Par un extraordinaire concours de circonstances, le capitalisme a connu un formidable essor après la Seconde Guerre mondiale. Les États-Unis ont remplacé l’Angleterre comme première puissance mondiale. En position de force, ils ont imposé leur régime de libre-échange au reste du monde – et ce d’autant plus à partir des années 1990 avec la restauration du capitalisme en URSS et en Chine.
En conséquence, l’économie mondiale est aujourd’hui plus développée et plus interdépendante que jamais. Le commerce représente une part cinq fois plus élevée du PIB mondial qu’auparavant. La classe ouvrière est sept fois plus nombreuse, et l’ouvrier textile moyen dix fois plus productif qu’en 1930.
Les chaînes d’approvisionnement mondiales ont tissé un puissant système international, reliant nations, industries et travailleurs du monde entier. Si le crocodile ne pouvait pas retourner dans l’œuf de poule en 1930, alors à plus forte raison, combien cela est-il impossible pour le dragon qu’il est devenu aujourd’hui. Une telle tentative ne ferait que déchirer une économie mondiale aussi hautement interconnectée.
Pourtant, c’est ce que les gouvernements impérialistes tentent aujourd’hui de faire face à la crise. Depuis 2008, les restrictions à l’importation entre pays du G20 ont été multipliées par dix. Trump n’a été qu’un accélérateur d’un processus engagé bien avant lui.
Ce n’est pas un hasard si ce sont les États-Unis qui donnent le ton : une fois de plus, la puissance mondiale déclinante tente de retarder son déclin, au détriment de tous les autres. De la même manière, cela ne fonctionne pas : la Banque mondiale prévoit que le PIB mondial pourrait chuter de 7 % d’ici 2030 à cause des mesures protectionnistes – chaînes d’approvisionnement brisées, inflation, fermetures d’usines.
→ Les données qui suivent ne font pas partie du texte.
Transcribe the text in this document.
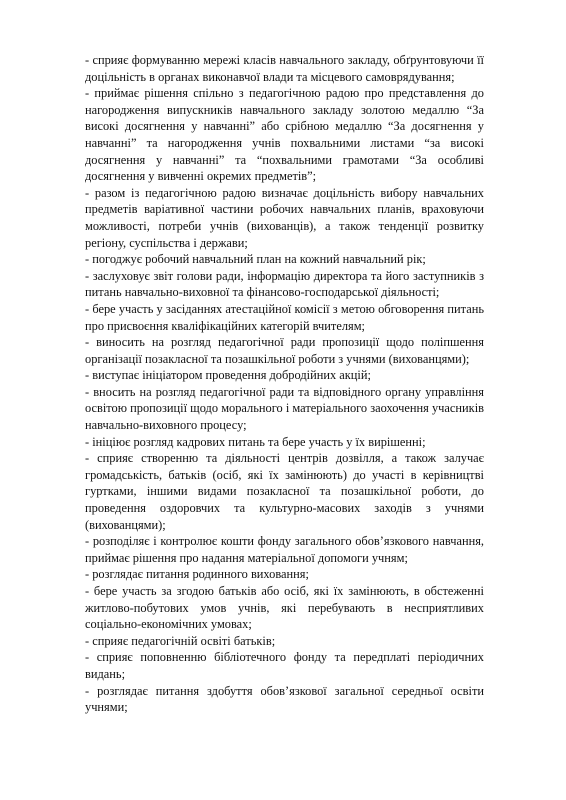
- сприяє формуванню мережі класів навчального закладу, обґрунтовуючи її доцільність в органах виконавчої влади та місцевого самоврядування;

- приймає рішення спільно з педагогічною радою про представлення до нагородження випускників навчального закладу золотою медаллю “За високі досягнення у навчанні” або срібною медаллю “За досягнення у навчанні” та нагородження учнів похвальними листами “за високі досягнення у навчанні” та “похвальними грамотами “За особливі досягнення у вивченні окремих предметів”;

- разом із педагогічною радою визначає доцільність вибору навчальних предметів варіативної частини робочих навчальних планів, враховуючи можливості, потреби учнів (вихованців), а також тенденції розвитку регіону, суспільства і держави;

- погоджує робочий навчальний план на кожний навчальний рік;

- заслуховує звіт голови ради, інформацію директора та його заступників з питань навчально-виховної та фінансово-господарської діяльності;

- бере участь у засіданнях атестаційної комісії з метою обговорення питань про присвоєння кваліфікаційних категорій вчителям;

- виносить на розгляд педагогічної ради пропозиції щодо поліпшення організації позакласної та позашкільної роботи з учнями (вихованцями);

- виступає ініціатором проведення добродійних акцій;

- вносить на розгляд педагогічної ради та відповідного органу управління освітою пропозиції щодо морального і матеріального заохочення учасників навчально-виховного процесу;

- ініціює розгляд кадрових питань та бере участь у їх вирішенні;

- сприяє створенню та діяльності центрів дозвілля, а також залучає громадськість, батьків (осіб, які їх замінюють) до участі в керівництві гуртками, іншими видами позакласної та позашкільної роботи, до проведення оздоровчих та культурно-масових заходів з учнями (вихованцями);

- розподіляє і контролює кошти фонду загального обов’язкового навчання, приймає рішення про надання матеріальної допомоги учням;

- розглядає питання родинного виховання;

- бере участь за згодою батьків або осіб, які їх замінюють, в обстеженні житлово-побутових умов учнів, які перебувають в несприятливих соціально-економічних умовах;

- сприяє педагогічній освіті батьків;

- сприяє поповненню бібліотечного фонду та передплаті періодичних видань;

- розглядає питання здобуття обов’язкової загальної середньої освіти учнями;
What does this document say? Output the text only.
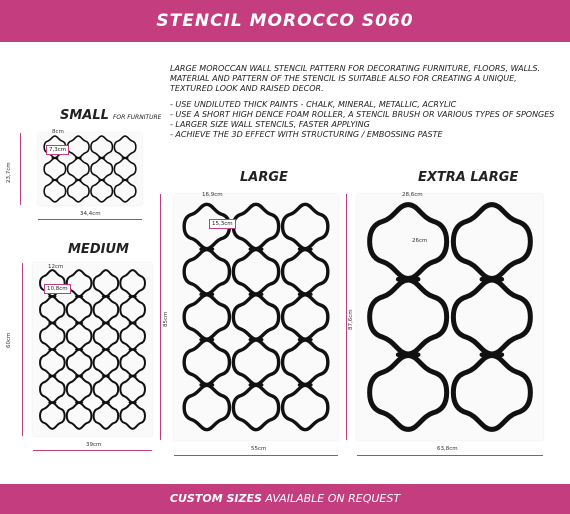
STENCIL MOROCCO S060

LARGE MOROCCAN WALL STENCIL PATTERN FOR DECORATING FURNITURE, FLOORS, WALLS. MATERIAL AND PATTERN OF THE STENCIL IS SUITABLE ALSO FOR CREATING A UNIQUE, TEXTURED LOOK AND RAISED DECOR.

- USE UNDILUTED THICK PAINTS - CHALK, MINERAL, METALLIC, ACRYLIC
- USE A SHORT HIGH DENCE FOAM ROLLER, A STENCIL BRUSH OR VARIOUS TYPES OF SPONGES
- LARGER SIZE WALL STENCILS, FASTER APPLYING
- ACHIEVE THE 3D EFFECT WITH STRUCTURING / EMBOSSING PASTE
SMALL FOR FURNITURE
34,4cm
23,7cm
8cm
7,3cm
MEDIUM
39cm
60cm
12cm
10,8cm
LARGE
55cm
85cm
16,9cm
15,3cm
EXTRA LARGE
63,8cm
87,6cm
28,6cm
26cm
CUSTOM SIZES AVAILABLE ON REQUEST
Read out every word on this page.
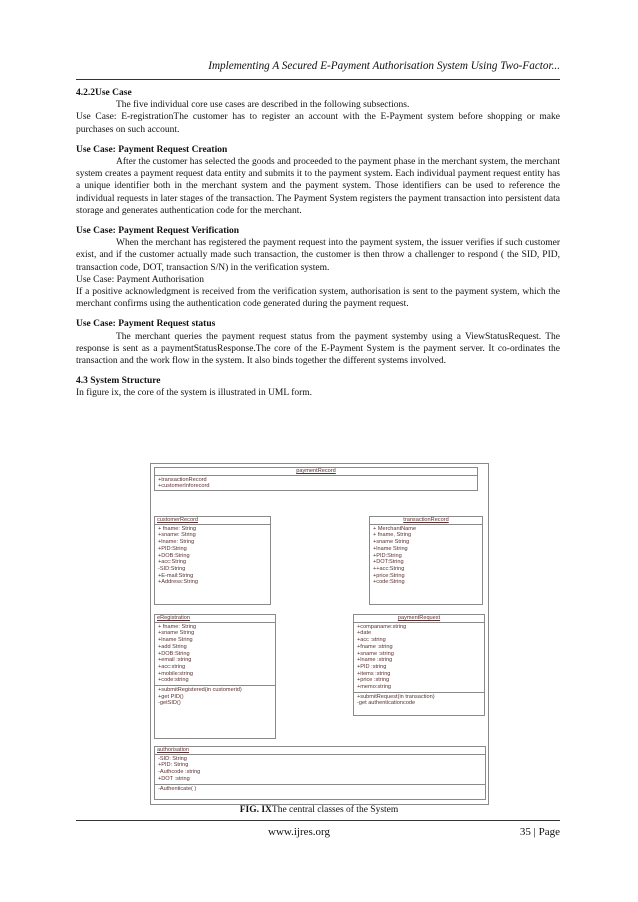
Implementing A Secured E-Payment Authorisation System Using Two-Factor...

4.2.2Use Case

The five individual core use cases are described in the following subsections.

Use Case: E-registrationThe customer has to register an account with the E-Payment system before shopping or make purchases on such account.

Use Case: Payment Request Creation

After the customer has selected the goods and proceeded to the payment phase in the merchant system, the merchant system creates a payment request data entity and submits it to the payment system. Each individual payment request entity has a unique identifier both in the merchant system and the payment system. Those identifiers can be used to reference the individual requests in later stages of the transaction. The Payment System registers the payment transaction into persistent data storage and generates authentication code for the merchant.

Use Case: Payment Request Verification

When the merchant has registered the payment request into the payment system, the issuer verifies if such customer exist, and if the customer actually made such transaction, the customer is then throw a challenger to respond ( the SID, PID, transaction code, DOT, transaction S/N) in the verification system.

Use Case: Payment Authorisation

If a positive acknowledgment is received from the verification system, authorisation is sent to the payment system, which the merchant confirms using the authentication code generated during the payment request.

Use Case: Payment Request status

The merchant queries the payment request status from the payment systemby using a ViewStatusRequest. The response is sent as a paymentStatusResponse.The core of the E-Payment System is the payment server. It co-ordinates the transaction and the work flow in the system. It also binds together the different systems involved.

4.3 System Structure

In figure ix, the core of the system is illustrated in UML form.

paymentRecord
+transactionRecord
+customerInforecord
customerRecord
+ fname: String
+sname: String
+lname: String
+PID:String
+DOB:String
+acc:String
-SID:String
+E-mail:String
+Address:String
transactionRecord
+ MerchantName
+ fname, String
+sname String
+lname String
+PID:String
+DOT:String
++acc:String
+price:String
+code:String
eRegistration
+ fname: String
+sname String
+lname String
+add String
+DOB:String
+email :string
+acc:string
+mobile:string
+code:string
+submitRegistered(in customerid)
+get PID()
-getSID()
paymentRequest
+companame:string
+date
+acc :string
+fname :string
+sname :string
+lname :string
+PID :string
+items :string
+price :string
+memo:string
+submitRequest(in transaction)
-get authenticationcode
authorisation
-SID: String
+PID: String
-Authcode :string
+DOT :string
-Authenticate( )
FIG. IXThe central classes of the System
www.ijres.org	35 | Page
Le protectionnisme croissant menace de détruire les forces productives et de provoquer une misère colossale dans les années à venir.
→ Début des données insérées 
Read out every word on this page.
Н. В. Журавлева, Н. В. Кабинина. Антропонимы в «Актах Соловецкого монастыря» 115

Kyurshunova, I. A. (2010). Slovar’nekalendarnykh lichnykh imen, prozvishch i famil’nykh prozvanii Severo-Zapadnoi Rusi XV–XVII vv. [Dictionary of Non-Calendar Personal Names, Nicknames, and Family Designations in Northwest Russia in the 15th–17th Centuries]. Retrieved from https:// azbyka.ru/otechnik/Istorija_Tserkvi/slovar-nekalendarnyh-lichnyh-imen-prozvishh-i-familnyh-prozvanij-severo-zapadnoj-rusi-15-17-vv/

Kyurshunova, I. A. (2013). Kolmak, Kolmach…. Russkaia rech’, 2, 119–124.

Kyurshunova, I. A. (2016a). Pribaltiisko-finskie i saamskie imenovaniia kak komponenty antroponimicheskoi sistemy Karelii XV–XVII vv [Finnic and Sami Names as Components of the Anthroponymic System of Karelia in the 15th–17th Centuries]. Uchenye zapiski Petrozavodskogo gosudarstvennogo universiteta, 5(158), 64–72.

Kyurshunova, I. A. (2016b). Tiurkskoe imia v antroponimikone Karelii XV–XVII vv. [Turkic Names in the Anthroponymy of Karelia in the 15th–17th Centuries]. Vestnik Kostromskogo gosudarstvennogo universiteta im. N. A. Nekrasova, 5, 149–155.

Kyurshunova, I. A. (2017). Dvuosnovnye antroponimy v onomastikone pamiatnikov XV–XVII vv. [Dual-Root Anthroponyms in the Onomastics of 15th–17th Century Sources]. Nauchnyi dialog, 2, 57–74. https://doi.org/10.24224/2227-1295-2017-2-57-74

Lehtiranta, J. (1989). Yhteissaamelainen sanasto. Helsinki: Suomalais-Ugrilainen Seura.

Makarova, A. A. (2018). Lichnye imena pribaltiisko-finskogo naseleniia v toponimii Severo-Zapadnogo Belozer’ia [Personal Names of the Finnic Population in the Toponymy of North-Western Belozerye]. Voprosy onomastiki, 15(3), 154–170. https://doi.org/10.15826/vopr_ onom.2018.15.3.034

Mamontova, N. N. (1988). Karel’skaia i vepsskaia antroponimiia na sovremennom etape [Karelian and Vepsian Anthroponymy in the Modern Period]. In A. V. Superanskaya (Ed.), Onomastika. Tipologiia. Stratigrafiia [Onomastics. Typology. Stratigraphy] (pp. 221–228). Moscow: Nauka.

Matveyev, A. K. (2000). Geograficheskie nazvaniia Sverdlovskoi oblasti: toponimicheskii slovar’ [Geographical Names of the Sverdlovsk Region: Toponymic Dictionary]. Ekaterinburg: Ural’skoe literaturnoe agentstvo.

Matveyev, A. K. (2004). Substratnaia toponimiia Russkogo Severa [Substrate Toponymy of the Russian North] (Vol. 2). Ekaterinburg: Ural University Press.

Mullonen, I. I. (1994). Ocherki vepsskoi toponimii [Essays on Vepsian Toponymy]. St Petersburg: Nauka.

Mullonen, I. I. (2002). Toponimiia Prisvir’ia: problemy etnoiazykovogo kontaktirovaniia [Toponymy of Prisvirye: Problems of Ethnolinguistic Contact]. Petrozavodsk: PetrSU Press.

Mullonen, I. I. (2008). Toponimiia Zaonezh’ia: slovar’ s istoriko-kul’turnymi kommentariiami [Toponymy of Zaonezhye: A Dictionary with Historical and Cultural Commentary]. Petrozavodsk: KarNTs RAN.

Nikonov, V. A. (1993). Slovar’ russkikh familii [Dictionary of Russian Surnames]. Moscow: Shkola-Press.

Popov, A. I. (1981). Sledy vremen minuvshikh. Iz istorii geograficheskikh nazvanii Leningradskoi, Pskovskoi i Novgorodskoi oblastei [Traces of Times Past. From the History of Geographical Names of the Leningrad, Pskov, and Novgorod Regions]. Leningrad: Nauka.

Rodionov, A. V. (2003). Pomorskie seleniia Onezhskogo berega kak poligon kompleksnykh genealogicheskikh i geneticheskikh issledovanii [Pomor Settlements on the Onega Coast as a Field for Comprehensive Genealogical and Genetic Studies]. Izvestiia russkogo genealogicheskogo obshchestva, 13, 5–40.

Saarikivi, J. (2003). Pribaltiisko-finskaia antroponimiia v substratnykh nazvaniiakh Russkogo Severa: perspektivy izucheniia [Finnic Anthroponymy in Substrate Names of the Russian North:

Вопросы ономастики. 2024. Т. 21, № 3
C’est pourquoi une partie de la bourgeoisie aspire désespérément à un retour du libre-échange. C’est tout autant une utopie : c’est le libre-échange qui nous a amenés là où nous en sommes aujourd’hui. Dans l’après-guerre, le commerce mondial (multiplié par vingt) et l’économie mondiale (multipliée par huit) ont progressé main dans la main. Cela a certes permis de retarder la crise, mais celle-ci est revenue avec d’autant plus de violence en 2008.
Qu’il s’agisse du libre-échange ou du protectionnisme, ces phénomènes ne résolvent pas la crise; au contraire, ils l’aggravent et provoquent la destruction des forces productives. Tous deux prétendent ramener la croissance, mais sont incapables de le faire. Aucune de ces soi-disant solutions ne peut sortir le capitalisme de l’impasse.
Nous ne pouvons pas revenir en arrière. Mais nous pouvons – et devons – avancer vers le socialisme !
Pour nous, il ne s’agit pas de soutenir le libre-échange ou le protectionnisme. Peu importe à quel point les économistes bourgeois d’aujourd’hui le souhaitent, rien ne nous ramènera en 2006 ou en 1860, exceptés les romans de science fiction.
Notre tâche est d’expliquer les causes de ces phénomènes, et ce faisant, de mettre en lumière les limites structurelles du système.
En réalité, c’est précisément le développement des forces productives et du marché mondial qui a plongé le capitalisme dans cette crise, où l’ensemble des forces productives semblent se rebeller contre les concepts de propriété privée et d’État-nation.
La seule libération possible de ces forces passe par le dépassement de l’État-nation et de la propriété privée. Seule une économie planifiée collectivement à l’échelle internationale permettra aux forces productives de s’épanouir pleinement et d’être mises au service de tous.
Libre-échange, ou protectionnisme ? Ni l’un ni l’autre, luttons pour le socialisme !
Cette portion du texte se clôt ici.